In [1]:
import pandas as pd
import numpy as np
import re

In [16]:
df = pd.read_excel('GooglePlaystore.xlsx')
df.head()

Unnamed: 0,App,Category,Rating,Reviews,Size,Installs,Type,Price,Content Rating,Genres,Last Updated,Current Ver,Android Ver
0,Photo Editor & Candy Camera & Grid & ScrapBook,ART_AND_DESIGN,4.1,159,19M,"10,000+",Free,0,Everyone,Art & Design,2018-01-07 00:00:00,1.0.0,4.0.3 and up
1,Coloring book moana,ART_AND_DESIGN,3.9,967,14M,"500,000+",Free,0,Everyone,Art & Design;Pretend Play,2018-01-15 00:00:00,2.0.0,4.0.3 and up
2,"U Launcher Lite – FREE Live Cool Themes, Hide ...",ART_AND_DESIGN,4.7,87510,8.7M,"5,000,000+",Free,0,Everyone,Art & Design,2018-08-01 00:00:00,1.2.4,4.0.3 and up
3,Sketch - Draw & Paint,ART_AND_DESIGN,4.5,215644,25M,"50,000,000+",Free,0,Teen,Art & Design,2018-06-08 00:00:00,Varies with device,4.2 and up
4,Pixel Draw - Number Art Coloring Book,ART_AND_DESIGN,4.3,967,2.8M,"100,000+",Free,0,Everyone,Art & Design;Creativity,2018-06-20 00:00:00,1.1,4.4 and up


#### PART 1: PREPROCESSING

In [17]:
# Delete row where 'Reviews' == 3.0M
df = df[df['Reviews'] != '3.0M']

# Delete rows where any column == 'Varies with device'
df = df[~df.isin(['Varies with device']).any(axis=1)]

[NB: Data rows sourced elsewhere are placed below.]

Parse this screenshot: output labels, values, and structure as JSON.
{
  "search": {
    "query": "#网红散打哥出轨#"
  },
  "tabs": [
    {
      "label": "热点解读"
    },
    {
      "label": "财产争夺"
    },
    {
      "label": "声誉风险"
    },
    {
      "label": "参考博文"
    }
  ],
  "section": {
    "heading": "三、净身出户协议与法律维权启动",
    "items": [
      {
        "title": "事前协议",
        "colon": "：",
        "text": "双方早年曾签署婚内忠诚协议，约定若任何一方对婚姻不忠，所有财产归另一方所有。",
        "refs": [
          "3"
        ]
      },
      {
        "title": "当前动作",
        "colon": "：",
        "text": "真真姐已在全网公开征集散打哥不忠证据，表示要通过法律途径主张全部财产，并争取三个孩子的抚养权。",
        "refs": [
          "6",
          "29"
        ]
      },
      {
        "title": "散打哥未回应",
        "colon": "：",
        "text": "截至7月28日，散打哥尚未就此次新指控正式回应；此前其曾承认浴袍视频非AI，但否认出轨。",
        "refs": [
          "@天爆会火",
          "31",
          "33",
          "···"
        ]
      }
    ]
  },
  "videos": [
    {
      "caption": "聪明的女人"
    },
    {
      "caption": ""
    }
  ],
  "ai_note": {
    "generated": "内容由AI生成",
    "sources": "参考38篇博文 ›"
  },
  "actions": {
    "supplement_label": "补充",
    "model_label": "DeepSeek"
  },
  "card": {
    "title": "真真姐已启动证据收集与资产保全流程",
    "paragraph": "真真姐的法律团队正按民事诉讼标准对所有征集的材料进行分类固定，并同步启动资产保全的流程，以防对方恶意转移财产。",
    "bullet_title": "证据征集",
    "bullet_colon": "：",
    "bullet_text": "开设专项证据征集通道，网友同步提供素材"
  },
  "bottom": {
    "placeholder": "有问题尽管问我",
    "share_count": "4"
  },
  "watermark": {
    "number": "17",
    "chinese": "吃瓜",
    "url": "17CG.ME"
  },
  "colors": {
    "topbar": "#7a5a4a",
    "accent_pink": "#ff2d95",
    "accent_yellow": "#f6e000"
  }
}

# Strip trailing non-numeric characters from Android version
def clean_ver(ver):
    match = re.search('\d+\.\d+', str(ver))
    if match:
        return float(match.group())
    return np.nan

df['Android Ver'] = df['Android Ver'].apply(clean_ver)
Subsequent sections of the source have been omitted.